- Mike Pence called on large employers to pay for adoptions.
- The comments come as businesses say they'll help workers pay for travel for abortions.
- Pence took a victory lap on the Supreme Court's overturning Roe v. Wade.
Republican voters and lawmakers should start pressuring corporations to cover the costs of adoption, former Vice President Mike Pence said Wednesday.
"If you're going to be pro-life you need to be pro-adoption," Pence said during a speech at Florence Baptist Temple, a church in South Carolina.
Pence's comments come as several large corporations such as Citi, Apple, Yelp, and Amazon have offered to pay for travel for patients who live in states where abortion is banned after the Supreme Court last month overturned Roe v. Wade.
Voters must "call on corporate America to do their part," Pence said, to fix the "moral and legal failing" of how expensive adoption has become and how difficult it is to navigate adoption services.
Pence also called for every state in the US to ban abortion and predicted it would happen eventually but may take decades, adding, "I do not know if I will be here to see it."

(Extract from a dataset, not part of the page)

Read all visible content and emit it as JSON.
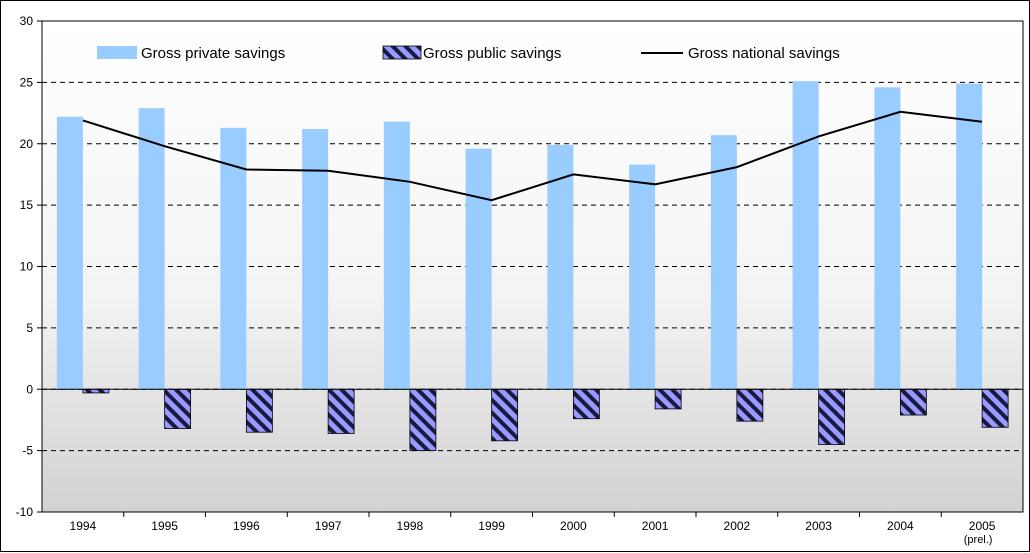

The purpose of Wednesday's speech, Pence said, was to "cast a vision for a post-Roe America." He urged the audience to support the Hyde Amendment, a spending rider that blocks federal funding from paying for most abortions, and to oppose the availability of the abortion pill, which patients can access through the mail.
He also urged supporters to "re-double your commitment to provide care and support to expectant mothers, newborns, and young families."
Pence's speech Wednesday also had a campaign purpose, as he called on the audience to elect GOP lawmakers who are anti-abortion, specifically endorsing the reelection of South Carolina Gov. Henry McMasters and US Sen. Tim Scott.
Pence's visit to South Carolina, an early voting state, is likely to tamp up speculation that he'll seek a run for the presidency in 2024. During the last year Pence has helped to support 2022 congressional and gubernatorial candidates, sometimes clashing with the picks of his previous boss, former President Donald Trump.
Trump has been dangling the possibility of a 2024 run for more than a year, opening up the possibility that he and his former vice president may face each other in a crowded Republican primary.
Pence took a victory lap Wednesday on his anti-abortion record, from the time he was a congressman to when he was governor of Indiana and then vice president.
"Today at long last Roe v. Wade has been sent to the ash heap of history where it belongs," Pence said.
A day earlier, on Tuesday, Pence returned to Capitol Hill for the first time since President Joe Biden's Inauguration.
Pence has distanced himself from Trump since the attack on the Capitol on January 6, 2021, but on Wednesday he championed what he called "the most pro-life administration in American history," citing wins for the cause such as the confirmation of conservative Supreme Court Justice Amy Coney Barrett.
While in Congress Pence sponsored the first bill to block federal funding from going to Planned Parenthood, which provides abortions among other reproductive healthcare services, and as Indiana governor, he signed a bill into law that would ban abortions on the basis of race, sex, and fetal disability.
During his speech Wednesday, Pence bashed Democrats and the Biden administration for supporting the Women's Health Protection Act, a bill that would legalize abortion in all states and undo most restrictions. Every Democrat in the Senate supports the bill except for Sen. Joe Manchin of West Virginia.
Republicans oppose it and have called it "extreme" because it goes further than Roe by allowing undefined "health" exemptions to post-viability abortions. Pence said voters should push back on Democrats' efforts.
"As we gather tonight," Pence said, "we must recognize that we have only come to the end of the beginning."